Some say po-ta-to, some say po-tat-o. Whatever anyone calls a potato – or is it potatoe? – they may agree to disagree on whether soy is harmful or beneficial to our health.
The answer you get depends upon whom you ask.
Critics of soy products tend to paint soy with a broad brush, believing any type of soy can contribute to significant health issues like cancer, Alzheimer’s disease and more. Proponents of soy foods point to studies showing it helps lower cholesterol, prevents cancer, increases bone density and is good for the heart.
Both sides agree that processed soy products like soy milk, cheese and meat contain unhealthy fats and compounds that do harm. The disagreement comes from whether or not consuming traditional forms of whole and fermented soy like edamame and tofu is good for you.
Unlike the rights cited in the Declaration of Independence, not all soy products are created equal.
As previously reported in Dental Wire, commercialized soy products lose their nutrients during processing. Health experts have warned consumers to avoid soy food labels that read “soy protein” or “soy isolate” because they also contain fats, sugars and refined flours.
The soy that gives nutritionists joy is whole soy (organic) or fermented soy. Consider this: Okinawans have eaten whole and fermented soy for generations and they enjoy the longest longevity of any people in the world.
Edamame, or young soybeans, can boost your metabolism because it’s a great source of protein. One-half cup serving of edamame includes 8 grams of protein, or three times the amount of most vegetables.

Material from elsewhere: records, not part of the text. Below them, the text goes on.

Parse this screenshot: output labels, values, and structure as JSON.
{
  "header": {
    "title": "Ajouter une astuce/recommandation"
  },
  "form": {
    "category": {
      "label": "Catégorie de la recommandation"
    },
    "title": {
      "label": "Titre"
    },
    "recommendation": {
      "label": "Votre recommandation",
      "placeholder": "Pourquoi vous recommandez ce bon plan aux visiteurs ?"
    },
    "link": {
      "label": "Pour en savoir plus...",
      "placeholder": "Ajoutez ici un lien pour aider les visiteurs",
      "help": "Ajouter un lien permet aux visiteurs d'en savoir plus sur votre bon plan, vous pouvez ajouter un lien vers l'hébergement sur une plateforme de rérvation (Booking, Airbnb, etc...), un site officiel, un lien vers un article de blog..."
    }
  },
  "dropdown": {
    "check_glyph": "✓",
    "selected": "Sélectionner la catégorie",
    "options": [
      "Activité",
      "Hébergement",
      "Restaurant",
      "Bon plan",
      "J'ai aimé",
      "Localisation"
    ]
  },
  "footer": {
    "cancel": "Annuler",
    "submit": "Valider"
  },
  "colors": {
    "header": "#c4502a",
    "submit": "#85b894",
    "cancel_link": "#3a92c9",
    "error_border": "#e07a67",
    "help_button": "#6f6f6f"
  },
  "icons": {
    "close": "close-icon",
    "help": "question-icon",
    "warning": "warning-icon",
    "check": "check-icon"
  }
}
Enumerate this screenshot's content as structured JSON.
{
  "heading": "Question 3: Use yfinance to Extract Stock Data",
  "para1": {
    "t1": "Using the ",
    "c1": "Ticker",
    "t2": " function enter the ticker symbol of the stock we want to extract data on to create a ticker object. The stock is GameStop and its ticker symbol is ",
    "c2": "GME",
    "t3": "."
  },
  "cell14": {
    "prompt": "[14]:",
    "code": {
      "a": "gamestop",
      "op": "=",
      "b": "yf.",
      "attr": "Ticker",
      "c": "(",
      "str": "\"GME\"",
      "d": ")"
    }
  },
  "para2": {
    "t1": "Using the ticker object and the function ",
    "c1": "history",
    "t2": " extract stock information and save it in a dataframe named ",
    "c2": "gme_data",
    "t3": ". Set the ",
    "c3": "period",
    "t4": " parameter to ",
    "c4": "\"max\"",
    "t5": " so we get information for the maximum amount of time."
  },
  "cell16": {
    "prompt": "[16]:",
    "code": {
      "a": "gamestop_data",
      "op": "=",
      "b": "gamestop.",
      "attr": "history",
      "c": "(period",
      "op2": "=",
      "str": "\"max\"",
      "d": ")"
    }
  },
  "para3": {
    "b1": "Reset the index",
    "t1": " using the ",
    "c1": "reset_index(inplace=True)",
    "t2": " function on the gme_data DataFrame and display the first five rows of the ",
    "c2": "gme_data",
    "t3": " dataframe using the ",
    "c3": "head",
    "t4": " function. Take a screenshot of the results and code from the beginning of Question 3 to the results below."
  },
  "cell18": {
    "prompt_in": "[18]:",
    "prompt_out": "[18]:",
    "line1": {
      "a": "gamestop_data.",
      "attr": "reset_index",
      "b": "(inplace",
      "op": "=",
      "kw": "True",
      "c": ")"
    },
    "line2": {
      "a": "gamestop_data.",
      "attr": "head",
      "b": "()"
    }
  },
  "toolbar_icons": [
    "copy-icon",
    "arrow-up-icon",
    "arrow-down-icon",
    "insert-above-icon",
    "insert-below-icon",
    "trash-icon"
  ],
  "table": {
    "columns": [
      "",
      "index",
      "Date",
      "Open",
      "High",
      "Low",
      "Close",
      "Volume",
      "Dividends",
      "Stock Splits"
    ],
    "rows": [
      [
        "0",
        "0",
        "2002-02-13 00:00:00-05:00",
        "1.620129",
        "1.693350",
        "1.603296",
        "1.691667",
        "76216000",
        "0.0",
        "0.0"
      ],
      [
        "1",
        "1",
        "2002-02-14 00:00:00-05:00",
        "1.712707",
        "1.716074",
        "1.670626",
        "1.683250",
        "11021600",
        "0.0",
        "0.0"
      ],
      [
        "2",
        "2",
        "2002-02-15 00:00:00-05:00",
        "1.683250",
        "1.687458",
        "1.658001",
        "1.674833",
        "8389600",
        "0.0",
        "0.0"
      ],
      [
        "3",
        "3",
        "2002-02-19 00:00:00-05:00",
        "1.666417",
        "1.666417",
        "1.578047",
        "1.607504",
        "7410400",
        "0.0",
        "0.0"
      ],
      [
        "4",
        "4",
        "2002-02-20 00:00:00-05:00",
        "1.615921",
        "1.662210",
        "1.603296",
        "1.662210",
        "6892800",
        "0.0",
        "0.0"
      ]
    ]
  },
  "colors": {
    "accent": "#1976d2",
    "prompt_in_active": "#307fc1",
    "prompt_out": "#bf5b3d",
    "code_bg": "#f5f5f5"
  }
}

Tofu is whole soymilk compressed into soft blocks like cream cheese. Tofu is bursting with calcium and omega-3 fats that lower the risk of dementia and help with normal brain function. Tofu has little taste by itself, but absorbs the flavor of whatever it is served with.
Miso is a fermented food paste made of soybeans, salt and sometimes grains like rice or barley. One teaspoon of miso contains 200-300 milligrams of sodium but research has shown it doesn’t affect our cardiovascular system like table salt and foods high in sodium do. Miso is an excellent source of antioxidants and vitamin B12 that help metabolize fats and carbohydrates.
Natto is a sticky paste made from fermented soybeans. A traditional Japanese food often eaten at breakfast, natto has lower sodium content than other forms of soy. Natto is a source of the enzyme nattokinase, which reportedly reduces the risk of blood clots and the brain plaque associated with Alzheimer’s disease. Natto contains no cholesterol, and is full of teeth-friendly minerals like iron, calcium, magnesium, potassium, and vitamins E, B6, B2 and K2.
Tempeh is an Indonesian food, and like natto, is made from fermented soybeans. Tempeh is less processed than tofu and contains more protein and fiber. Where tofu is white, smooth and wet, tempeh is dry and brownish in color with a slightly sweet taste. Tempeh is a good source of tooth-friendly calcium, magnesium, iron, fiber, folate and vitamin K.
Another health benefit found in soy is it contains alpha-linolenic acid (ALA), a plant-based omega-3 fatty acid. As previously reported in Be a Pumpkin Eater Like Peter Peter, omega-3 fatty acids are considered essential for good health.
Nutritionists suggest eating a serving or two of soy a day for a couple of reasons: first, our bodies don’t produce any ALA, and second, the heart-friendly omega-3 fatty acid must be ingested to preserve the recommended level of 2 grams a day.
Bottom Line: More nutritional studies on soy are needed, but available studies so far indicate that whole soy foods are a good source of quality protein and plant compounds that may help prevent cancer, lower cholesterol and increase bone density.
Always consult your physician before making changes to your diet. Pending that, as long as you avoid processed soy products and eat organic soy, it’s okay to jump for joy and enjoy your soy!